Currently, 2.2 million people are incarcerated in the U.S., and the number of adults under correction supervision has recently peaked at over 7.2 million– a three-fold increase since 1980. Over the past decade, the criminal justice system has been recognized as an epicenter of the HIV epidemic in the U.S. Approximately 25% of all HIV-infected Americans pass through the U.S. correctional system annually, with New York State prisons and jails bearing the highest HIV prevalence rates in the nation.  Recent research suggests that the majority of HIV infections among incarcerated individuals are acquired in their home communities; low levels of transmission have been identified in prisons. The elevated rates of HIV/STIs found among individuals under community supervision have been attributed to their high prevalence of injection and non-injection drug use, as well as other unsafe practices such as exchanging sex for money or drugs, risky sexual partner networks, and high partner turnover.

Unfortunately, there remains a significant lack of evidence-based HIV prevention interventions for drug-involved individuals in general, but particularly for those under community supervision. Also, HIV services and treatment are not sufficiently delivered in the correctional system, especially in community supervision programs.

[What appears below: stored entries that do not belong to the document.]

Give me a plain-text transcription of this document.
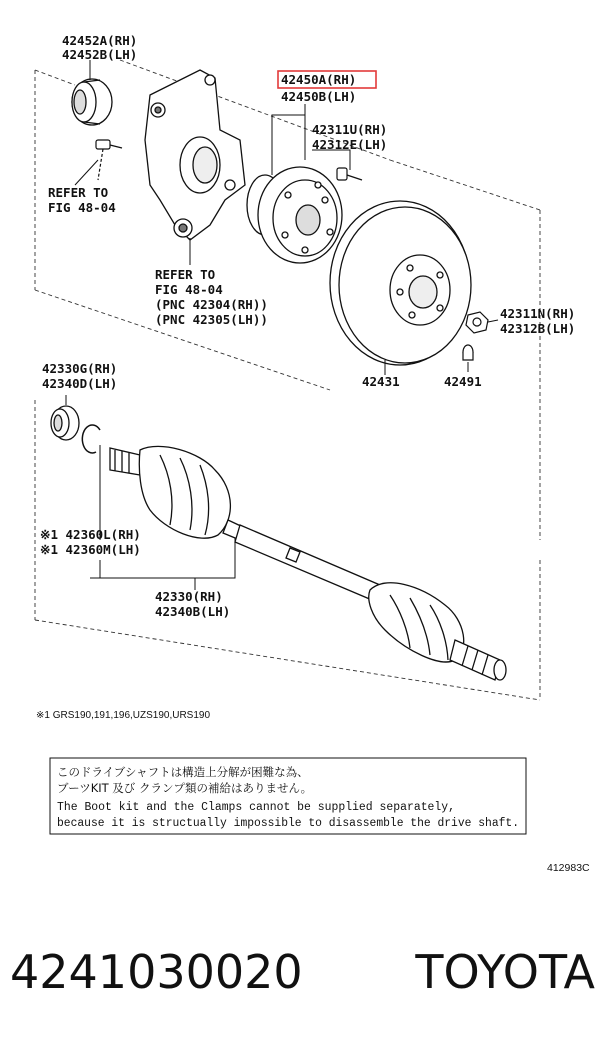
42452A(RH)
42452B(LH)
42450A(RH)
42450B(LH)
42311U(RH)
42312E(LH)
REFER TO
FIG 48-04
REFER TO
FIG 48-04
(PNC 42304(RH))
(PNC 42305(LH))	42311N(RH)
42312B(LH)
42431	42491
42330G(RH)
42340D(LH)
※1 42360L(RH)
※1 42360M(LH)
42330(RH)
42340B(LH)
※1 GRS190,191,196,UZS190,URS190
このドライブシャフトは構造上分解が困難な為、
ブーツKIT 及び クランプ類の補給はありません。
The Boot kit and the Clamps cannot be supplied separately,
because it is structually impossible to disassemble the drive shaft.
412983C
4241030020 TOYOTA
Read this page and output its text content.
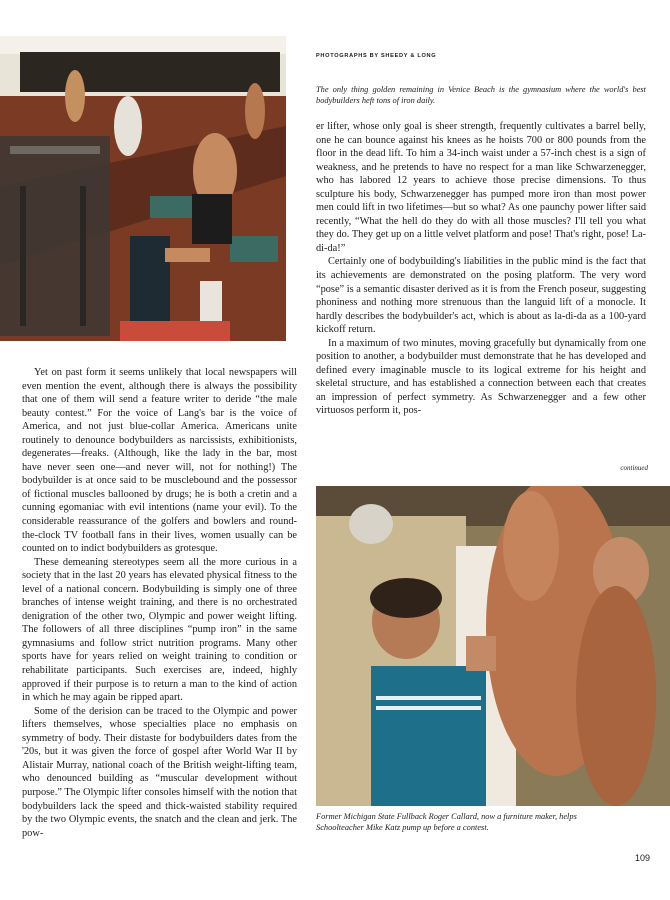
PHOTOGRAPHS BY SHEEDY & LONG
The only thing golden remaining in Venice Beach is the gymnasium where the world's best bodybuilders heft tons of iron daily.

er lifter, whose only goal is sheer strength, frequently cultivates a barrel belly, one he can bounce against his knees as he hoists 700 or 800 pounds from the floor in the dead lift. To him a 34-inch waist under a 57-inch chest is a sign of weakness, and he pretends to have no respect for a man like Schwarzenegger, who has labored 12 years to achieve those precise dimensions. To thus sculpture his body, Schwarzenegger has pumped more iron than most power men could lift in two lifetimes—but so what? As one paunchy power lifter said recently, “What the hell do they do with all those muscles? I'll tell you what they do. They get up on a little velvet platform and pose! That's right, pose! La-di-da!”

Certainly one of bodybuilding's liabilities in the public mind is the fact that its achievements are demonstrated on the posing platform. The very word “pose” is a semantic disaster derived as it is from the French poseur, suggesting phoniness and nothing more strenuous than the languid lift of a monocle. It hardly describes the bodybuilder's act, which is about as la-di-da as a 100-yard kickoff return.

In a maximum of two minutes, moving gracefully but dynamically from one position to another, a bodybuilder must demonstrate that he has developed and defined every imaginable muscle to its logical extreme for his height and skeletal structure, and has established a connection between each that creates an impression of perfect symmetry. As Schwarzenegger and a few other virtuosos perform it, pos-

continued

Yet on past form it seems unlikely that local newspapers will even mention the event, although there is always the possibility that one of them will send a feature writer to deride “the male beauty contest.” For the voice of Lang's bar is the voice of America, and not just blue-collar America. Americans unite routinely to denounce bodybuilders as narcissists, exhibitionists, degenerates—freaks. (Although, like the lady in the bar, most have never seen one—and never will, not for nothing!) The bodybuilder is at once said to be musclebound and the possessor of fictional muscles ballooned by drugs; he is both a cretin and a cunning egomaniac with evil intentions (name your evil). To the considerable reassurance of the golfers and bowlers and round-the-clock TV football fans in their lives, women usually can be counted on to indict bodybuilders as grotesque.

These demeaning stereotypes seem all the more curious in a society that in the last 20 years has elevated physical fitness to the level of a national concern. Bodybuilding is simply one of three branches of intense weight training, and there is no orchestrated denigration of the other two, Olympic and power weight lifting. The followers of all three disciplines “pump iron” in the same gymnasiums and follow strict nutrition programs. Many other sports have for years relied on weight training to condition or rehabilitate participants. Such exercises are, indeed, highly approved if their purpose is to return a man to the kind of action in which he may again be ripped apart.

Some of the derision can be traced to the Olympic and power lifters themselves, whose specialties place no emphasis on symmetry of body. Their distaste for bodybuilders dates from the '20s, but it was given the force of gospel after World War II by Alistair Murray, national coach of the British weight-lifting team, who denounced building as “muscular development without purpose.” The Olympic lifter consoles himself with the notion that bodybuilders lack the speed and thick-waisted stability required by the two Olympic events, the snatch and the clean and jerk. The pow-

Former Michigan State Fullback Roger Callard, now a furniture maker, helps Schoolteacher Mike Katz pump up before a contest.
109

The curriculum, training and research conducted by faculty will provide outstanding training opportunities for the next generation of fellows to conduct research in the criminal justice system.

How do you define the multidisciplinary nature of this training program and whether this program fits with Columbia University’s mission?

This training program is a collaboration between Columbia University’s School of Social Work and the Department of Sociomedical Sciences at Columbia University’s Mailman School of Public Health. The multidisciplinary collaboration builds upon research and education underway at both schools and brings together 32 faculty members who will participate across campuses and mentor the fellows.

Our collaboration will have an impact on criminal justice curricula not only at the Schools of Public Health and Social Work, but university-wide, and will attract new faculty and students to our schools. Trainees require skills to develop and implement innovative intervention prevention strategies and treatment modalities to fight these overlapping problems. Many federal, state, and local agencies, as well as universities and their schools of Criminal Justice, Public Health, Social Work, Nursing, and Public Policy have increasingly recognized the great need to rethink approaches to punishment, public safety, and alternatives to incarceration. Government and academic institutions will be looking to hire intervention scientists who can develop, implement and evaluate new and innovative approaches to address these issues

The training program is well positioned at Columbia, given its geographic location in New York City, which ranks extremely high amongst cities that have the greatest rates of incarceration and community supervision of racial/ethnic minority groups, as well as the highest rates of HIV and drug abuse. Moreover, Columbia University has recently identified enhancing its criminal justice curriculum, research, and training as one of the university’s top priorities and has created and funded a university-wide criminal justice initiative that is led by Professor Geraldine Downey,  xxxx and other faculty.

How is this program connected to the Center for Justice at Columbia University?

I see the training program is an integral part of the new Center for Justice . Drs. Metsch,Dr. Wu and I all plan to integrate this training program with the Center’s work. I am committed to the Center for Justice and I have been involved in it since its inception and serve as the co-chair of the executive committee. When we worked on the T32 application, we worked closely with the Center and the faculty who are affiliated with it. The community-based criminal justice organizations that are affiliated with the Center also play a significant role in the preparation of the training program.

Our T32 fellows will be also will be engaged in the Center’s activities. It is a marvelous opportunity for the fellows to be part of such a rich university-wide, multidisciplinary center and to participate in the initial phases of the development of the Center. They will greatly benefit greatly from it.